Adapun beberapa fakta penanganan dugaan korupsi mengenai gedung Pemkab Lamongan yang menjadi sorotan Komisi Pemberantasan Korupsi (KPK) sebagai berikut;
1.Pembangunan Telan Anggaran Sebesar Rp 151 Miliar. Gedung dengan tujuh lantai itu dibangun pada tahun 2017 silam dan selesai pada 18 Juli Tahun 2019. Peletakan batu pertama pembangunan gedung ini dilakukan pada tanggal 17 Agustus 2017, bertepatan dengan HUT ke-72 RI.
Dana APBD yang digelontorkan untuk pembangunan gedung itu bernilai Rp 151 miliar yang ditempati oleh sekretariat daerah, staf ahli, bappeda, BKD dan diskominfo.
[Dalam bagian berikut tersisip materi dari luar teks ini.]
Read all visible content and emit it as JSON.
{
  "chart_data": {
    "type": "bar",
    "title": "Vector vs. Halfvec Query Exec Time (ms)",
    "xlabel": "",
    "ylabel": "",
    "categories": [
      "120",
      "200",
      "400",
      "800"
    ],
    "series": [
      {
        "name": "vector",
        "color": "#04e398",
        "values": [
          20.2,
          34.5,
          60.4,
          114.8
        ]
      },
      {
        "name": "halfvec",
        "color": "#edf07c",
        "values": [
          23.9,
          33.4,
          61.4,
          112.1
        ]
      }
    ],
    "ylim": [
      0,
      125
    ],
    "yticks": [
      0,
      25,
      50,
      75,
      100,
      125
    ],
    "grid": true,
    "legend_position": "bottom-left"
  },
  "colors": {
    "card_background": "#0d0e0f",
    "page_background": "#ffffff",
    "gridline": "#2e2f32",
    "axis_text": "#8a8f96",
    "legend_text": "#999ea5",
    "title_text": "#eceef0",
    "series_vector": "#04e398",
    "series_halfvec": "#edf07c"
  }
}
- Gedung Dibangun Saat Bapak dan Anak Jabat Bupati dan Ketua DPRD.
Proses pembangunan gedung Pemkab Lamongan yang memakan waktu sekitar 2 tahun itu terjadi pada era mendiang bupati Fadeli.
Pada tahun 2018, anaknya yang bernama Debby Kurniawan yang kini menjabat DPR, didapuk sebagai ketua DPRD Lamongan, menggantikan Kaharudin untuk masa jabatan 2014-2019 melalui mekanisme pengganti antarwaktu (PAW).
Debby Kurniawan seusai dilantik sebagai ketua DPRD yang baru, di malam yang sama langsung memimpin rapat paripurna dalam rangka pembahasan raperda dan pertanggungjawaban atas pelaksanaan anggaran pendapatan dan belanja daerah (APBD) tahun anggaran 2017.
- Pembangunan Molor Selama 4 Bulan
Pembangunan gedung yang dikerjakan mulai 2017 dan menelan anggaran APBD sebesar Rp 151 miliar tersebut molor dari target awal, yang seharusnya selesai pada bulan Maret 2019, tetapi, pejabat pembuat komitmen (PPK) pada saat itu memberi perpanjangan (addendum) hingga 18 Juli 2019, karena ada perubahan desain tata ruang dari lantai 1 sampai 6. - Biaya Perawatan Gedung Tembus Rp 800 Juta biaya perawatan untuk gedung Pemkab Lamongan dialokasikan sebesar Rp 800 juta. Anggaran tersebut juga diperuntukkan untuk perawatan rumah dinas bupati, wakil bupati, sekda, serta Pendopo Lokatantra. Kebutuhan perawatan gedung paling banyak dialokasikan untuk lift, karena gedung ini memiliki tujuh lantai yang memang membutuhkan perawatan esktra dan berkala.
Selain itu, disusul oleh kebutuhan listrik, lampu-lampu gedung, perbaikan toilet, plafon yang bocor, pengecatan dan sebagainya.
- Pernah Diperiksa KPK pada Tahun 2021
Proyek pembangunan gedung pemkab senilai Rp 151 miliar itu pernah disoal oleh KPK pada tahun 2021 lalu. Bahkan, dikabarkan ada beberapa pejabat Pemkab Lamongan yang telah diperiksa.
Waktu itu, gedung tersebut diduga kuat bermasalah lantaran pengerjaan proyek itu terjadi addendum untuk perpanjangan waktu hingga 5 kali. Akan tetapi, tak ada kejelasan terkait maksud dan tujuan KPK, hingga pada tahun ini kembali mencuat lagi.
- Pembangunan Gedung Hancurkan Nilai Sejarah
Pembangunan gedung Pemkab Lamongan berlantai tujuh itu dinilai menghilangkan nilai sejarah bangunan sebelumnya yang bercorak Hindia Belanda dan pernah menjadi kantor administrasi pemerintahan kolonial.
Berdasarkan catatan di museum Leiden Belanda, bangunan sebelumnya telah ada sejak tahun 1922. Hal itu dibuktikan dengan adanya foto jamuan makan saat gubernur jenderal D. Fock (setingkat presiden Hindia Belanda) singgah di Lamongan.
“Tak hanya itu, terdapat pula prasasti peletakan batu pertama tahun 1953, yang dikabarkan sebagai penanda adanya renovasi pada masa pemerintahan bupati R. Abdoel Hamid. Kemudian sesuai UU Nomor 11 Tahun 2010 tentang Cagar Budaya, benda atau gedung pemkab lama ini sudah bisa dijadikan objek cagar budaya lantaran usianya melebihi 50 tahun.